Dell Technologies provides a diverse selection of acceleration-optimized servers with an extensive portfolio of accelerators featuring NVIDIA GPUs. In this design, we showcase three Dell PowerEdge servers specifically tailored for generative AI purposes:
In this section, we describe the configuration and connectivity options for NVIDIA GPUs, and how these server-GPU combinations can be applied to various LLM use cases.
This design for inferencing supports several options for NVIDIA GPU acceleration components. The following table provides a summary of the GPUs used in this design:
Table 1. NVIDIA GPUs - Technical specification and use case
| NVIDIA H100 SXM GPU | NVIDIA H100 PCIe GPU | NVIDIA L40 PCIe GPU |
Supported latest PowerEdge servers (and maximum number of GPUs) | PowerEdge XE9680 (8) PowerEdge R760xa (4) | PowerEdge R760xa (4) PowerEdge R760 (2) | PowerEdge R760xa (4) PowerEdge R760 (2) |
GPU Memory | 80 GB | 80 GB | 48 GB |
Form factor | SXM | PCIe (dual width, dual slot) | PCIe (dual width, dual slot) |
GPU Interconnect | 900 GB/s PCIe | 600 GB/s NVLink Bridge supported in PowerEdge R760xa 128 GB/s PCIe Gen5 | None |
Multi-instance GPU support | Up to 7 MIGs | Up to 7 MIGs | None |
Decoders | 7 NVDEC 7 JPEG | 7 NVDEC 7 JPEG | 3 NVDEC 3 NVENC |
Max thermal design power (TDP) | 700 W | 350 W | 300 W |
NVIDIA AI Enterprise | Add-on | Included with H100 PCIe | Add-on |
Use cases | Generative AI training Large scale distributed training | Discriminative/Predictive AI Training and Inference Generative AI Inference | Small scale AI Visual computing Discriminative/ Predictive AI Inference |
NVIDIA GPUs support various options to connect two or more GPUs, offering various bandwidths.

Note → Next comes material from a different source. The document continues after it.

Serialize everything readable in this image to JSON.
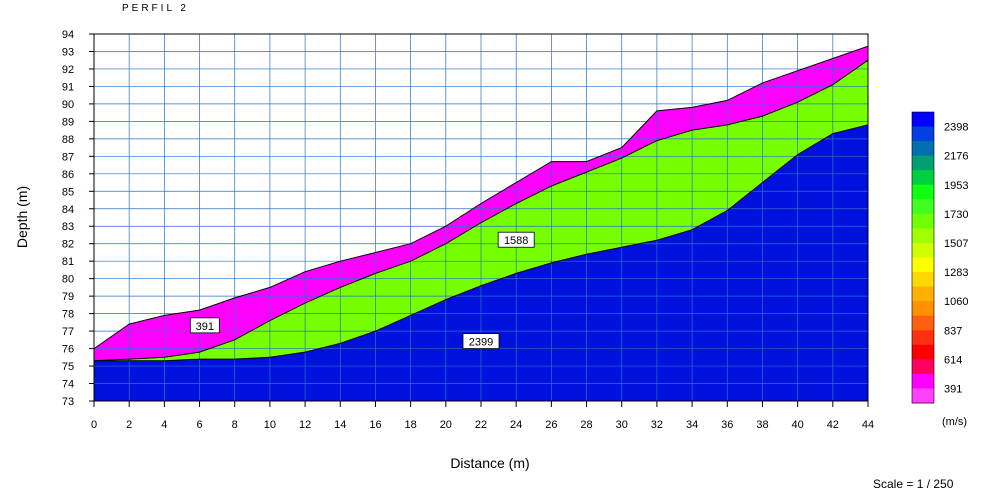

GPU connectivity is often required for certain multi-GPU applications, especially when higher performance and lower latency are crucial. LLMs often do not fit in the memory of a single GPU and are typically deployed spanning multiple GPUs. Therefore, these GPUs require high-speed connectivity between them.
NVIDIA NVLink is a high-speed interconnect technology developed by NVIDIA for connecting multiple NVIDIA GPUs to work in parallel. It allows for direct communication between the GPUs with high bandwidth and low latency, enabling them to share data and work collaboratively on compute-intensive tasks.
The following figure illustrates the NVIDIA GPU connectivity options for the PowerEdge servers used in this design:
Figure 2. NVIDIA GPU connectivity in PowerEdge servers
PowerEdge servers support several different NVLink options:
The PowerEdge R760xa server supports four NVIDIA H100 GPUs; NVLink bridge can connect each pair of GPUs. The NVIDIA H100 GPU supports NVLink bridge connection with a single adjacent NVIDIA H100 GPU. Each of the three attached bridges spans two PCIe slots for a total maximum NVLink Bridge bandwidth of 600 Gbytes per second.
During inference, an AI model's parameters are stored in GPU memory. LLMs might require multiple GPU memory units to accommodate their entire neural network structure. In such cases, it is necessary to interconnect the GPUs using NVLInk technology to effectively support the model's operations and ensure seamless communication between the GPUs. Therefore, the size of the LLM model required by an enterprise dictates which model of PowerEdge server to choose for the inference infrastructure. The following table provides example LLM models that can be deployed in the PowerEdge servers.
Table 2. Example models supported in PowerEdge servers
Model characteristics | PowerEdge R760xa with H100 PCIe using NVLink Bridge | PowerEdge XE8640 with H100 SXM | PowerEdge XE9680 with H100 SXM |
Total memory available | 320 GB | 320 GB | 640 GB |
Maximum memory footprint of a model that can run | 160 GB | 320 GB | 640 GB |
Example open-source LLMs | NeMo GPT 345M, 1.3B, 2B, 5B and 20B Llama 2B and 13B | All models listed in R760xa | All models listed in XE8640 + Llama 2 70B (available for 8 GPUs) and BLOOM 175B |
For more information about generative AI models that were validated as part of this design, see Table 6.
Note: The preceding table does not consider where a model can span multiple nodes (multiple servers) and if the nodes are interconnected with a high-speed network like InfiniBand.